Therese Lyander is a Swedish writer and private mentor whose work explores the relationship between the body, human behaviour, and the deeper patterns that shape our lives. Alongside her writing, she works privately with a small number of clients each year through long-term mentorship focused on embodied change and nervous system regulation.

Executive Contributor Therese Lyander

Emotional expression is still quietly associated with weakness. Not explicitly stated, but deeply understood.
To be emotional is often interpreted as irrational, unstable, or overly sensitive. In professional environments, emotions are something that should be managed, contained, or hidden.


A person with long hair screams with intense emotion. The black-and-white image has a blurred background, enhancing the focus on the expression.

But emotions are not disturbances in the human system. They are signals moving through the body. They are part of the body’s intelligence. Emotions need to move through the body for you to receive their full message.


And for centuries, the emotional intelligence that lives within the body has been deeply misunderstood and quietly suppressed.

 

The quiet shame around feeling


Many women grow up receiving subtle messages about their emotional world. Don’t be too sensitive.
Don’t be dramatic.
Don’t make things bigger than they are.


Over time, these messages create a quiet shame around feeling. Women learn that expressing their emotional reality makes other people uncomfortable. So instead of allowing emotions to move through the body, they begin to hold them back.

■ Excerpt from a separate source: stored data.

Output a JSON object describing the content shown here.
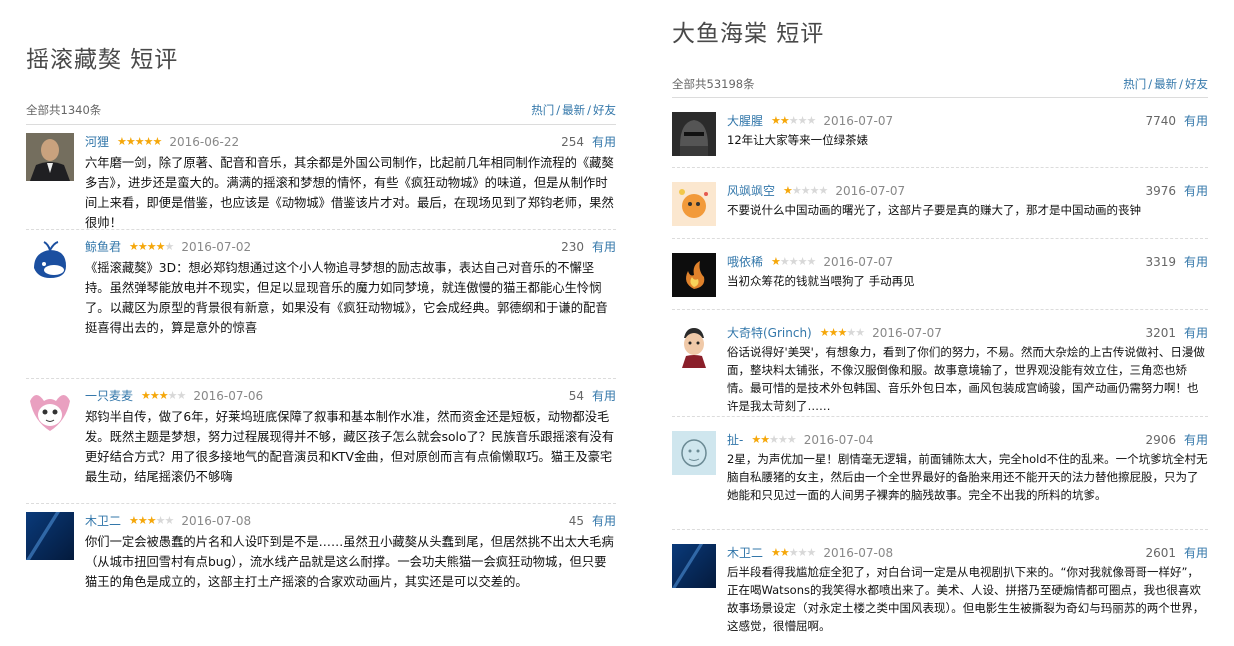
{
  "left": {
    "title": "摇滚藏獒 短评",
    "total": "全部共1340条",
    "sort": [
      "热门",
      "最新",
      "好友"
    ],
    "comments": [
      {
        "user": "河狸",
        "stars": 5,
        "date": "2016-06-22",
        "votes": "254",
        "useful": "有用",
        "avatar_icon": "avatar-man-in-suit",
        "text": "六年磨一剑，除了原著、配音和音乐，其余都是外国公司制作，比起前几年相同制作流程的《藏獒多吉》，进步还是蛮大的。满满的摇滚和梦想的情怀，有些《疯狂动物城》的味道，但是从制作时间上来看，即便是借鉴，也应该是《动物城》借鉴该片才对。最后，在现场见到了郑钧老师，果然很帅！"
      },
      {
        "user": "鲸鱼君",
        "stars": 4,
        "date": "2016-07-02",
        "votes": "230",
        "useful": "有用",
        "avatar_icon": "avatar-blue-whale",
        "text": "《摇滚藏獒》3D：想必郑钧想通过这个小人物追寻梦想的励志故事，表达自己对音乐的不懈坚持。虽然弹琴能放电并不现实，但足以显现音乐的魔力如同梦境，就连傲慢的猫王都能心生怜悯了。以藏区为原型的背景很有新意，如果没有《疯狂动物城》，它会成经典。郭德纲和于谦的配音挺喜得出去的，算是意外的惊喜"
      },
      {
        "user": "一只麦麦",
        "stars": 3,
        "date": "2016-07-06",
        "votes": "54",
        "useful": "有用",
        "avatar_icon": "avatar-cartoon-fox",
        "text": "郑钧半自传，做了6年，好莱坞班底保障了叙事和基本制作水准，然而资金还是短板，动物都没毛发。既然主题是梦想，努力过程展现得并不够，藏区孩子怎么就会solo了？民族音乐跟摇滚有没有更好结合方式？用了很多接地气的配音演员和KTV金曲，但对原创而言有点偷懒取巧。猫王及豪宅最生动，结尾摇滚仍不够嗨"
      },
      {
        "user": "木卫二",
        "stars": 3,
        "date": "2016-07-08",
        "votes": "45",
        "useful": "有用",
        "avatar_icon": "avatar-blue-space",
        "text": "你们一定会被愚蠢的片名和人设吓到是不是……虽然丑小藏獒从头蠢到尾，但居然挑不出太大毛病（从城市扭回雪村有点bug），流水线产品就是这么耐撑。一会功夫熊猫一会疯狂动物城，但只要猫王的角色是成立的，这部主打土产摇滚的合家欢动画片，其实还是可以交差的。"
      }
    ]
  },
  "right": {
    "title": "大鱼海棠 短评",
    "total": "全部共53198条",
    "sort": [
      "热门",
      "最新",
      "好友"
    ],
    "comments": [
      {
        "user": "大腥腥",
        "stars": 2,
        "date": "2016-07-07",
        "votes": "7740",
        "useful": "有用",
        "avatar_icon": "avatar-dark-helmet",
        "text": "12年让大家等来一位绿茶婊"
      },
      {
        "user": "风飒飒空",
        "stars": 1,
        "date": "2016-07-07",
        "votes": "3976",
        "useful": "有用",
        "avatar_icon": "avatar-orange-cartoon",
        "text": "不要说什么中国动画的曙光了，这部片子要是真的赚大了，那才是中国动画的丧钟"
      },
      {
        "user": "哦依稀",
        "stars": 1,
        "date": "2016-07-07",
        "votes": "3319",
        "useful": "有用",
        "avatar_icon": "avatar-fire-dark",
        "text": "当初众筹花的钱就当喂狗了 手动再见"
      },
      {
        "user": "大奇特(Grinch)",
        "stars": 3,
        "date": "2016-07-07",
        "votes": "3201",
        "useful": "有用",
        "avatar_icon": "avatar-cartoon-man",
        "text": "俗话说得好'美哭'，有想象力，看到了你们的努力，不易。然而大杂烩的上古传说做衬、日漫做面，整块料太铺张，不像汉服倒像和服。故事意境输了，世界观没能有效立住，三角恋也矫情。最可惜的是技术外包韩国、音乐外包日本，画风包装成宫崎骏，国产动画仍需努力啊！也许是我太苛刻了……"
      },
      {
        "user": "扯-",
        "stars": 2,
        "date": "2016-07-04",
        "votes": "2906",
        "useful": "有用",
        "avatar_icon": "avatar-sketch-face",
        "text": "2星，为声优加一星！剧情毫无逻辑，前面铺陈太大，完全hold不住的乱来。一个坑爹坑全村无脑自私腰猪的女主，然后由一个全世界最好的备胎来用还不能开天的法力替他擦屁股，只为了她能和只见过一面的人间男子裸奔的脑残故事。完全不出我的所料的坑爹。"
      },
      {
        "user": "木卫二",
        "stars": 2,
        "date": "2016-07-08",
        "votes": "2601",
        "useful": "有用",
        "avatar_icon": "avatar-blue-space",
        "text": "后半段看得我尴尬症全犯了，对白台词一定是从电视剧扒下来的。“你对我就像哥哥一样好”，正在喝Watsons的我笑得水都喷出来了。美术、人设、拼搭乃至硬煽情都可圈点，我也很喜欢故事场景设定（对永定土楼之类中国风表现）。但电影生生被撕裂为奇幻与玛丽苏的两个世界，这感觉，很懵屈啊。"
      }
    ]
  }
}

But emotions that are held back do not disappear. They settle in the body. Over time, what is not expressed often gets held. In the jaw. On the shoulders. In the stomach.


Not as something mystical, but as tension the body never got to release.
The body begins to carry what the voice was never allowed to express. It slowly turns you into someone that you’re not. Your true self gets pushed behind patterns built to control what you feel. Slowly disconnecting you from the body’s natural language.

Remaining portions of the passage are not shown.